Che Guevara Bolivya'da hükümete karşı mücadele veren isyancıların safına katılmıştı. Amerikalılar zaten sevmediği komünist isyancıların üstüne Che Guevara'nın gerillaları desteklediğini duyunca, Bolivya hükümetine inanılmaz yardım yapmıştır. Che Guevara 9 Kasım 1967'de Bolivya'da ordusu tarafından öldürülmüştür. İlk etapta cesedi gizli bir yere gömülmüştür. 1997'de cesedinden arta kalanlar Küba'ya götürülmüş ve orada tekrar gömülmüştür.
Che Guevara'nın öldürülmesine tanık olanlar onun Bolivya ordusu tarafından yargısız bir şekilde infaz edildiğini öne sürmüşlerdir.
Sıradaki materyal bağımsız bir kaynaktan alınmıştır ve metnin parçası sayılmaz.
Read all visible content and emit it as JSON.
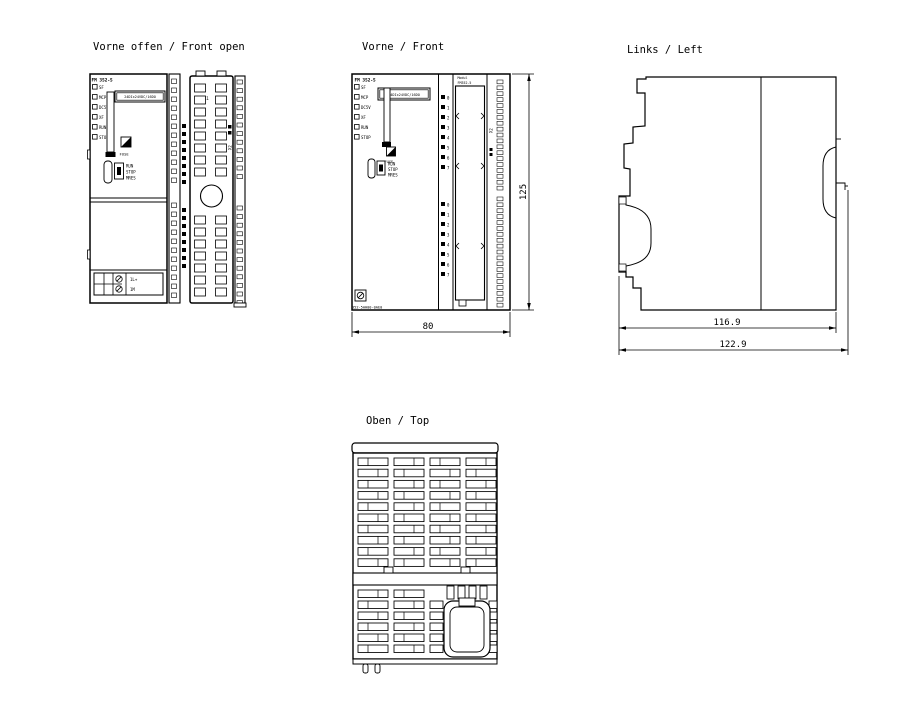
{
  "drawing": {
    "headers": {
      "front_open": "Vorne offen / Front open",
      "front": "Vorne / Front",
      "left": "Links / Left",
      "top": "Oben / Top"
    },
    "module": {
      "name": "FM 352-5",
      "led_labels": [
        "SF",
        "MCP",
        "DC5V",
        "XF",
        "RUN",
        "STOP"
      ],
      "type_plate": "24DIx24VDC/16DO",
      "fuse_label": "FUSE",
      "switch_labels": [
        "RUN",
        "STOP",
        "MRES"
      ],
      "power_terminal_labels": [
        "1L+",
        "1M"
      ],
      "connector_top_label": "X1",
      "connector_side_label": "X2",
      "door_label": [
        "Modul",
        "FM352-5"
      ],
      "order_number": "352-5AH00-0AE0",
      "channel_numbers": [
        "0",
        "1",
        "2",
        "3",
        "4",
        "5",
        "6",
        "7"
      ]
    },
    "dimensions": {
      "front_width_mm": "80",
      "front_height_mm": "125",
      "side_depth_inner_mm": "116.9",
      "side_depth_total_mm": "122.9"
    },
    "colors": {
      "line": "#000000",
      "background": "#ffffff"
    }
  }
}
Che Guevara'yı yakın tarihin en önemli simalarından biri yapmasına sebep olan faktörlerden biri de foto muhabiri Alberto Korda tarafından bir anma töreninde çekilen bu fotoğrafı olmuştur. Che Guevara fotoğrafı tişörtlerden, dövmelere, şapkalardan, posterlere, hatta bikinilere kadar kullanılmadığı yer kalmamıştır. İronik bir şekilde Che'nin nefret ettiği tüketim kültürüne fotoğrafı ile hizmet etmiştir. Popüler bir insana dönüşen fotoğrafını çeken ve fotoğrafın alakasız ürünler üzerine basılmasını istemeyen Korda, 2000 yılında ünlü Rus içki markası Smirnoff'a dava açmış ve kazandığı 50 bin dolarlık tazminatı Küba sağlık sistemine bağışlamıştır.
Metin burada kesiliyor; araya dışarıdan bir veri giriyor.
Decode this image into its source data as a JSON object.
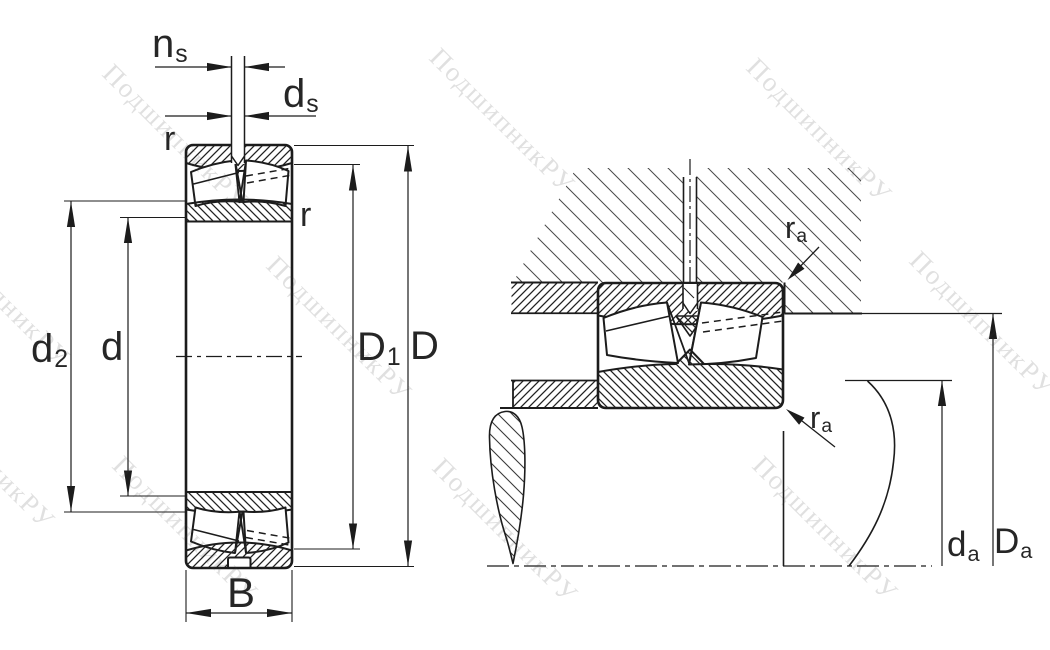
{
  "watermark": {
    "text": "ПодшипникРУ"
  },
  "labels": {
    "ns": {
      "base": "n",
      "sub": "s"
    },
    "ds": {
      "base": "d",
      "sub": "s"
    },
    "r_outer": {
      "base": "r",
      "sub": ""
    },
    "r_inner": {
      "base": "r",
      "sub": ""
    },
    "d2": {
      "base": "d",
      "sub": "2"
    },
    "d": {
      "base": "d",
      "sub": ""
    },
    "D1": {
      "base": "D",
      "sub": "1"
    },
    "D": {
      "base": "D",
      "sub": ""
    },
    "B": {
      "base": "B",
      "sub": ""
    },
    "ra_housing": {
      "base": "r",
      "sub": "a"
    },
    "ra_shaft": {
      "base": "r",
      "sub": "a"
    },
    "da": {
      "base": "d",
      "sub": "a"
    },
    "Da": {
      "base": "D",
      "sub": "a"
    }
  }
}
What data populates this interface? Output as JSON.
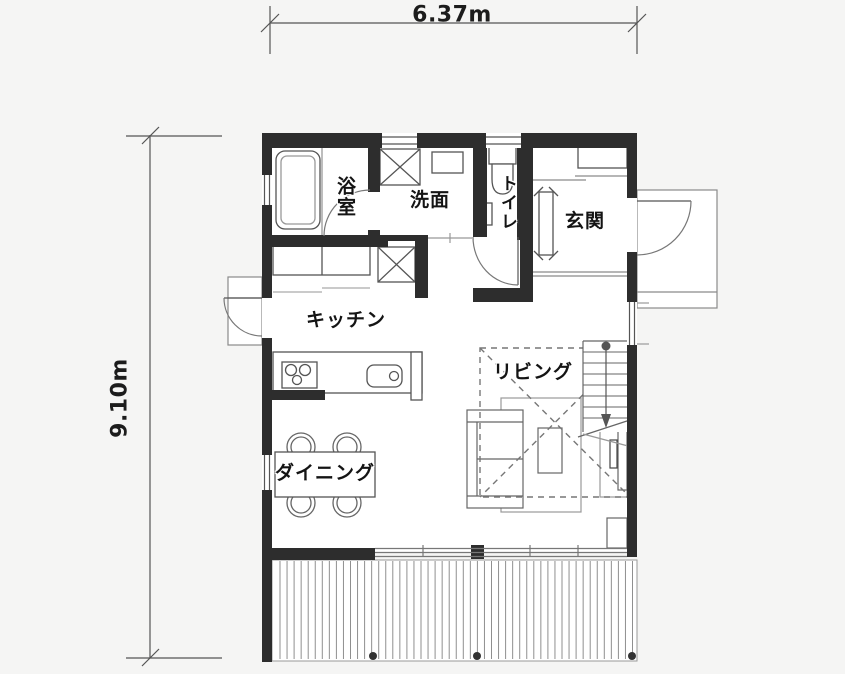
{
  "dimensions": {
    "width": "6.37m",
    "height": "9.10m"
  },
  "rooms": {
    "bathroom": "浴室",
    "washroom": "洗面",
    "toilet": "トイレ",
    "entrance": "玄関",
    "kitchen": "キッチン",
    "living": "リビング",
    "dining": "ダイニング"
  },
  "colors": {
    "wall": "#2d2d2d",
    "background": "#f5f5f4",
    "floor": "#ffffff",
    "line_dark": "#444444",
    "line_mid": "#777777",
    "line_light": "#999999"
  },
  "fixtures": [
    "bathtub",
    "washing-machine",
    "washbasin",
    "toilet-bowl",
    "refrigerator",
    "back-counter",
    "kitchen-island",
    "stove",
    "kitchen-sink",
    "dining-table",
    "dining-chair",
    "sofa",
    "rug",
    "coffee-table",
    "tv-board",
    "stairs",
    "down-arrow",
    "void-dashed-box",
    "shoe-cabinet",
    "entrance-handrail",
    "entrance-step",
    "front-door",
    "back-door",
    "bathroom-door",
    "toilet-door",
    "sliding-window",
    "wood-deck",
    "deck-post",
    "entrance-porch",
    "back-porch"
  ]
}
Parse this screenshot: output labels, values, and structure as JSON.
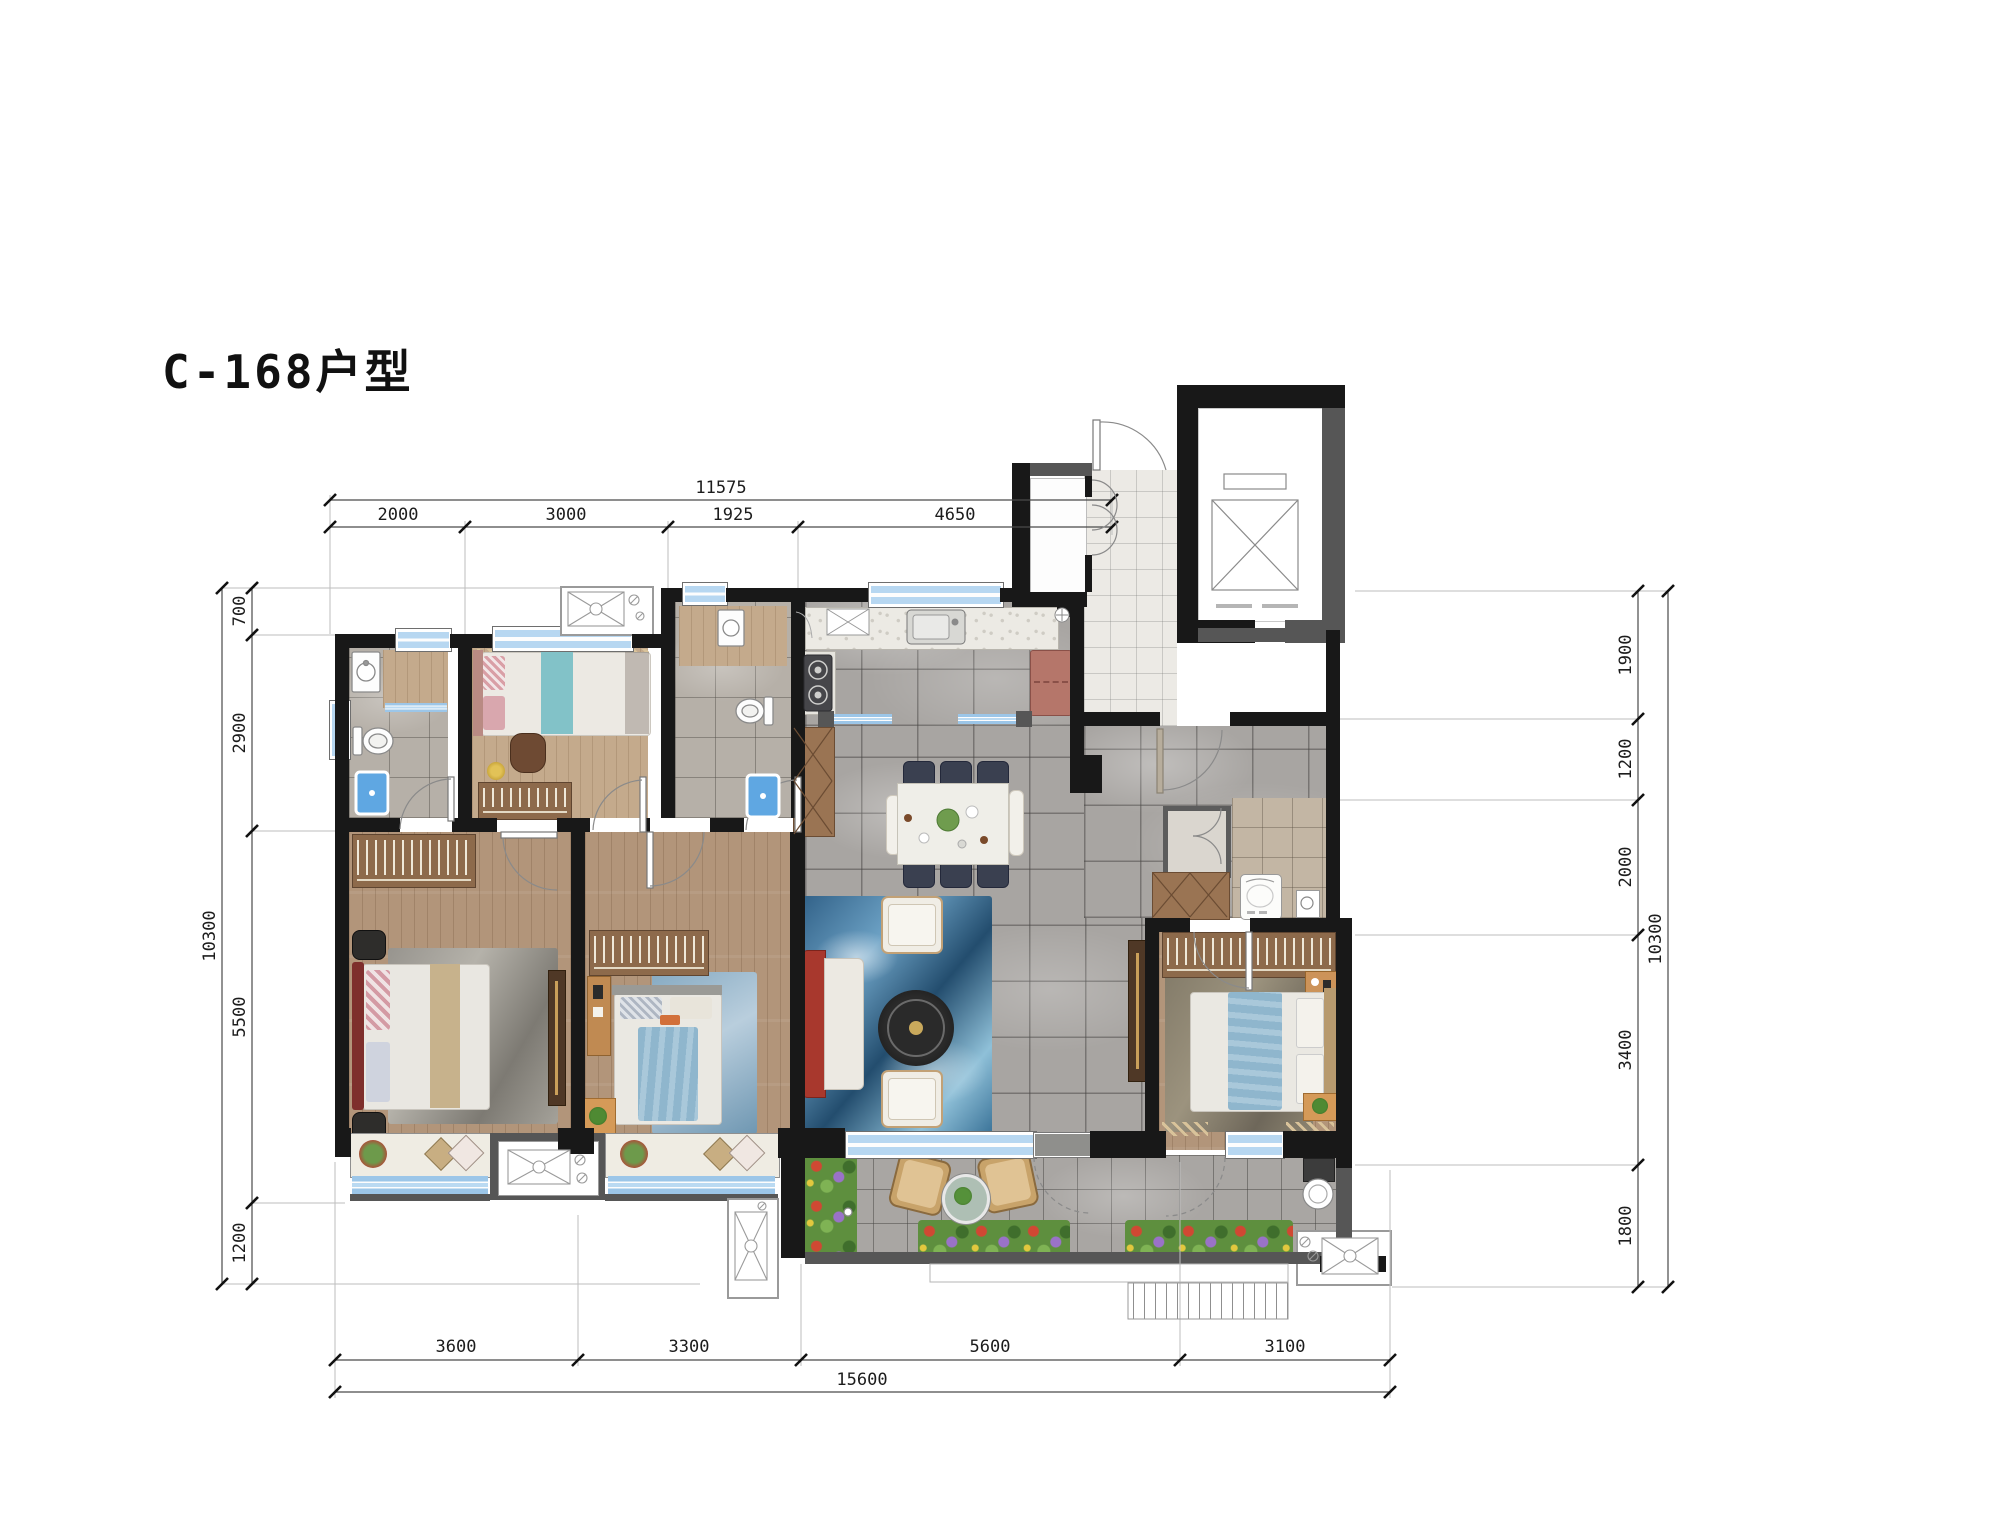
{
  "title": "C-168户型",
  "dimensions": {
    "top": {
      "total": "11575",
      "segments": [
        "2000",
        "3000",
        "1925",
        "4650"
      ]
    },
    "left": {
      "total": "10300",
      "segments": [
        "700",
        "2900",
        "5500",
        "1200"
      ]
    },
    "right": {
      "total": "10300",
      "segments": [
        "1900",
        "1200",
        "2000",
        "3400",
        "1800"
      ]
    },
    "bottom": {
      "total": "15600",
      "segments": [
        "3600",
        "3300",
        "5600",
        "3100"
      ]
    }
  },
  "colors": {
    "wall": "#181818",
    "secondary_wall": "#565656",
    "wood_floor": "#b2957a",
    "tile_floor": "#a8a5a2",
    "window_glass": "#b7d7f1",
    "rug_blue": "#2f5f86",
    "sofa_red": "#a8382d",
    "wardrobe": "#8d6a4b",
    "shower": "#5fa7e2",
    "dimension_text": "#1c1c1c"
  }
}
Che Guevara doktorluk yaptığı yıllarda özellikle cüzzam üzerine kafa yormuş, iki kere evlenmiş, 5 çocuk babasıdır. Küba'dan ayrılıp sırra kadem bastığı yıllar büyük tartışma konusu olmuştur. Ana dili İspanyolca'nın yanı sıra Fransızcayı da akıcı konuşmaktaydı. İnfazından sonra iki eli kesilmiş, parmak izi doğrulaması için Arjantin'e gönderilmiştir. Tarihe Küba için verdiği mücadele ile geçse de hiçbir zaman Küba vatandaşı olmamıştır. Anavatanı Arjantin'de Maradona'dan sonra en popüler isimdir.